Liliane DALIGAND - Professeur de médecine légale et droit de la santé - Université Lyon 1, Psychiatre des urgences au Centre hospitalier Lyon-Sud, Expert près la cour d’appel de Lyon, Présidente de la société française de victimologie

Année de publication : 2003

Type de ressources : Rhizome - Thématique : SCIENCES HUMAINES, SCIENCES MEDICALES

Rhizome n°12 – La victimologie en excès ? (Juillet 2003)

La position de victime est une position qui ne s’élabore pas d’elle-même. S’il est nécessaire que la victime soit entendue dans son malheur, qu’elle soit crue, la production de sentiments qu’elle suscite chez l’autre est peut-être nécessaire mais jamais suffisante.

La marque de la tragédie qui la frappe ne prend sens que par la discrimination. La reconnaissance de sa position prend sa source dans la division de responsabilité. Il faut qu’il y ait reconnaissance d’une responsabilité tierce en différence de celle que la victime s’attribue d’elle-même dans son malheur et de celle dont ses proches la gratifie dans la douleur qu’elle leur impose.
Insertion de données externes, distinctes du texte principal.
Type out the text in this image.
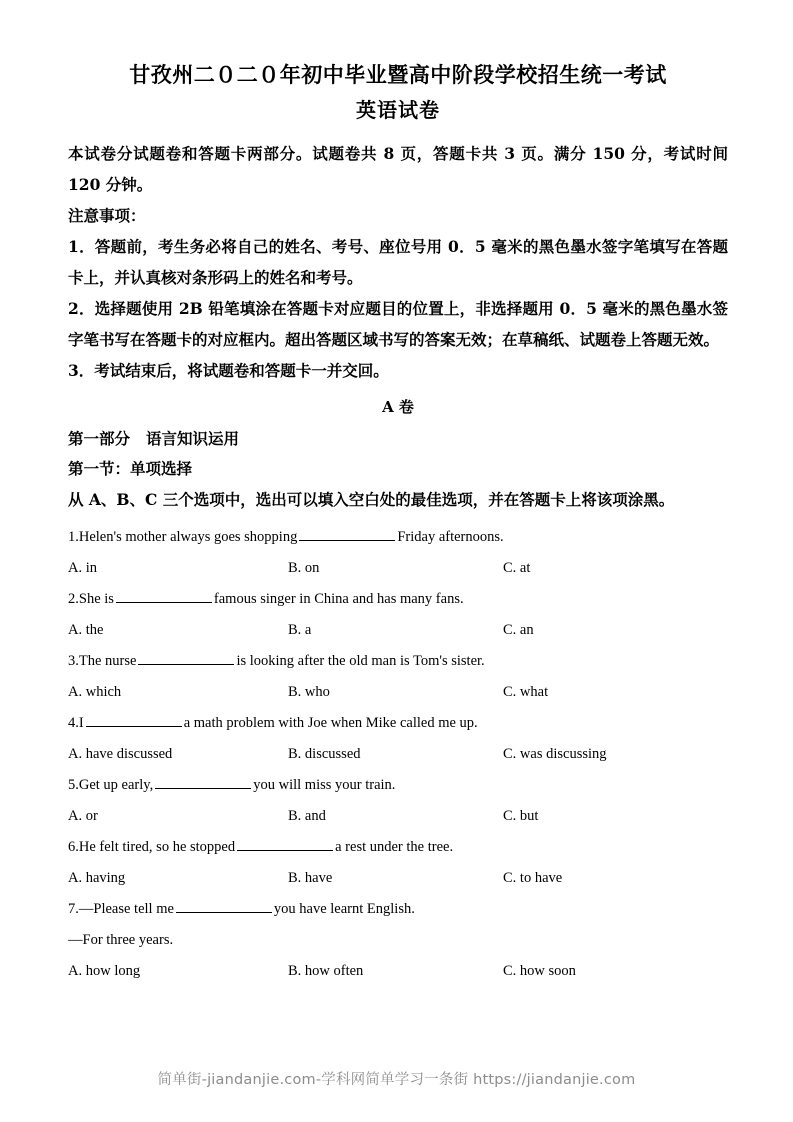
甘孜州二０二０年初中毕业暨高中阶段学校招生统一考试
英语试卷

本试卷分试题卷和答题卡两部分。试题卷共 8 页，答题卡共 3 页。满分 150 分，考试时间 120 分钟。

注意事项：

1．答题前，考生务必将自己的姓名、考号、座位号用 0．5 毫米的黑色墨水签字笔填写在答题卡上，并认真核对条形码上的姓名和考号。

2．选择题使用 2B 铅笔填涂在答题卡对应题目的位置上，非选择题用 0．5 毫米的黑色墨水签字笔书写在答题卡的对应框内。超出答题区域书写的答案无效；在草稿纸、试题卷上答题无效。

3．考试结束后，将试题卷和答题卡一并交回。

A 卷

第一部分 语言知识运用

第一节：单项选择

从 A、B、C 三个选项中，选出可以填入空白处的最佳选项，并在答题卡上将该项涂黑。

1.Helen's mother always goes shopping	Friday afternoons.

A. in	B. on	C. at

2.She is	famous singer in China and has many fans.

A. the	B. a	C. an

3.The nurse	is looking after the old man is Tom's sister.

A. which	B. who	C. what

4.I	a math problem with Joe when Mike called me up.

A. have discussed	B. discussed	C. was discussing

5.Get up early,	you will miss your train.

A. or	B. and	C. but

6.He felt tired, so he stopped	a rest under the tree.

A. having	B. have	C. to have

7.—Please tell me	you have learnt English.

—For three years.

A. how long	B. how often	C. how soon
简单街-jiandanjie.com-学科网简单学习一条街 https://jiandanjie.com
Il faut s’évader de cette sorte d’adage que l’on est toujours responsable de ce qui vous arrive et qui serait comme une sorte de punition d’une faute connue ou inconnue, consciente ou non.

La victime est celle qui est atteinte dans son être par la faute d’un autre. Cette faute quelle que soit la position de l’agresseur est toujours à déterminer et seule la loi tranche. Elle tranche dans la confusion entre l’agresseur et l’agressé. On voit bien là que la distance est courte entre la punition et la faute en soi, dans son fonctionnement personnel, et la faute d’un autre infiltrée en soi qui se confond avec l’être. C’est tout le débat des procès où la parole doit circuler entre les différents acteurs du jeu procédural. C’est parce que la parole appuyée sur la vérité discriminante se développe que le processus de justice s’élabore. (…)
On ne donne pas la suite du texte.